Société

Techniciens de cinéma : Et ça tourne!

Semaines de quatre-vingt-dix heures, contrats qui s’enchaînent l’un après l’autre: nos techniciens de cinéma ne manquent pas de boulot. C’est même le contraire: ils ne savent plus où donner de la tête. Manque-t-on de techniciens dans le Hollywood du Nord?

Ils sont près de deux mille à s’activer derrière les caméras, à courir à droite et à gauche sur les plateaux de tournage de la province. Pourtant, lorsque les beaux jours arrivent, plusieurs producteurs ont peine à compléter leurs équipes de techniciens. «Il y a trop de demande et pas assez de professionnels», s’insurge le vice-président exécutif des Productions Allegro, Stéphane Reichel, qui s’est vu obligé de retarder le tournage d’un film sur Lucille Teasdale, faute de personnel technique.

En effet, l’industrie devenant de plus en plus pansue, la demande s’accentue.
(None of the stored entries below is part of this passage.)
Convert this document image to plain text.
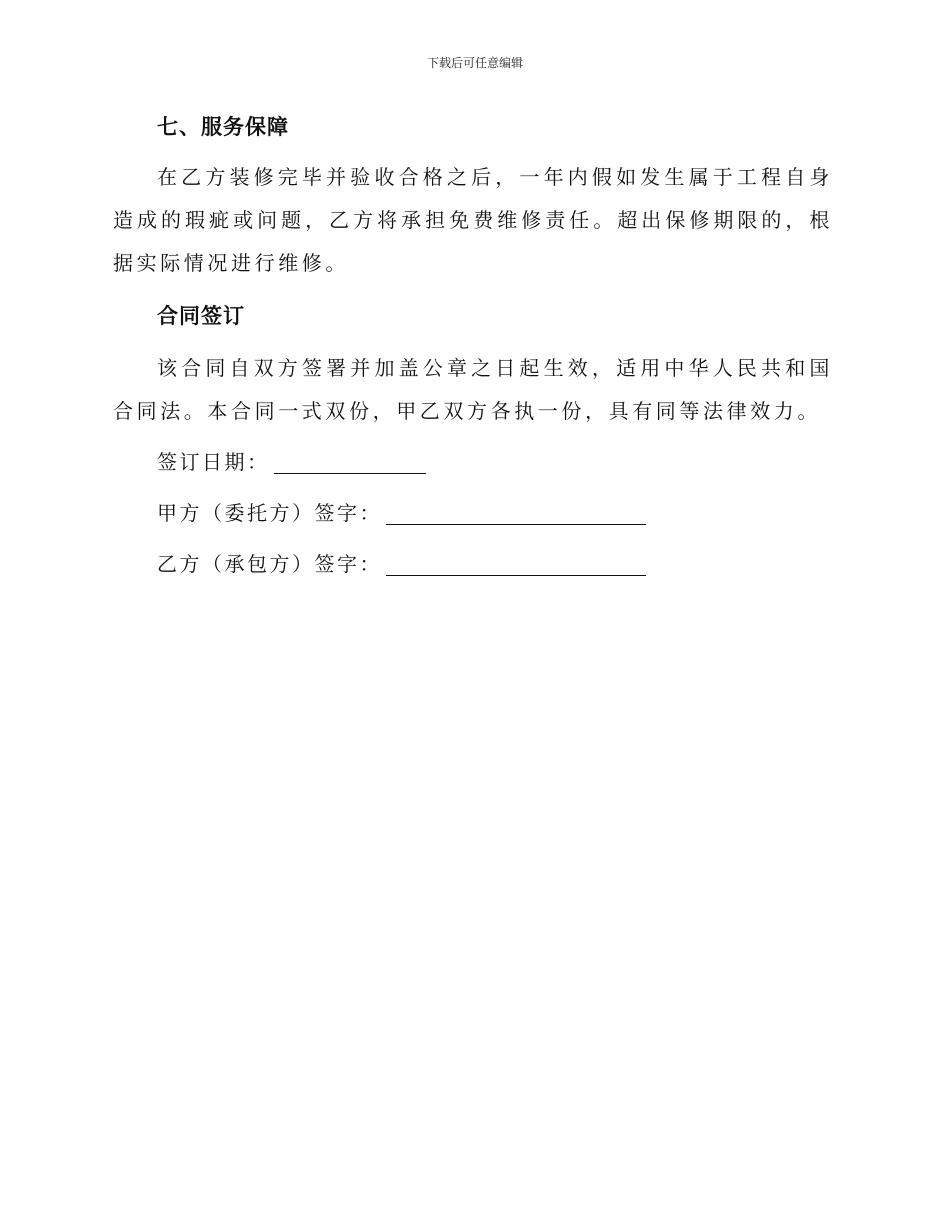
下载后可任意编辑
七、服务保障

在乙方装修完毕并验收合格之后，一年内假如发生属于工程自身造成的瑕疵或问题，乙方将承担免费维修责任。超出保修期限的，根据实际情况进行维修。

合同签订

该合同自双方签署并加盖公章之日起生效，适用中华人民共和国合同法。本合同一式双份，甲乙双方各执一份，具有同等法律效力。

签订日期：
甲方（委托方）签字：
乙方（承包方）签字：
Au cours des cinq dernières années, les sommes annuelles dépensées à Montréal en tournages ont plus que doublés. Néanmoins, le nombre de techniciens disponibles pour faire rouler la machine a suivi la cadence. De 800 membres en 1992, le Syndicat des techniciennes et techniciens du cinéma et de la vidéo du Québec (STCVQ) est passé à 1825 aujourd’hui.

«Je ne pense pas qu’il manque de techniciens», proteste la directrice du STCVQ, Catherine Loumède. Selon elle, le problème tient davantage au fait que tous les producteurs tournent en même temps. Lorsque Téléfilm Canada et la SODEC envoient leurs réponses à tous les projets de production au même moment, les heureux élus se précipitent. «Évidemment, les producteurs diront qu’il y a une pénurie, car ils ne peuvent avoir les techniciens qu’ils veulent, explique la directrice. Mais s’ils tournaient à une autre période, la plupart seraient disponibles.»

Quant aux techniciens eux-mêmes, l’idée de pénurie les fait sourire. «Cet hiver, plusieurs ne travaillaient pas parce qu’il n’y avait pas assez de tournages. Nous étions loin de la pénurie», fait remarquer un assistant-accessoiriste. D’ailleurs, même les producteurs n’en font pas tout un plat. «Durant la grosse saison, de mai à septembre, nous avons de la difficulté à retrouver nos préférés, admet Lorraine Du Hamel, productrice déléguée aux Productions La Fête. Mais les projets ont toujours réussi à se réaliser.» Il faut dire qu’en période de pointe, environ 800 permissionnaires – des techniciens non syndiqués qui accumulent de l’expérience afin d’accéder à l’association – viennent prêter main-forte aux membres.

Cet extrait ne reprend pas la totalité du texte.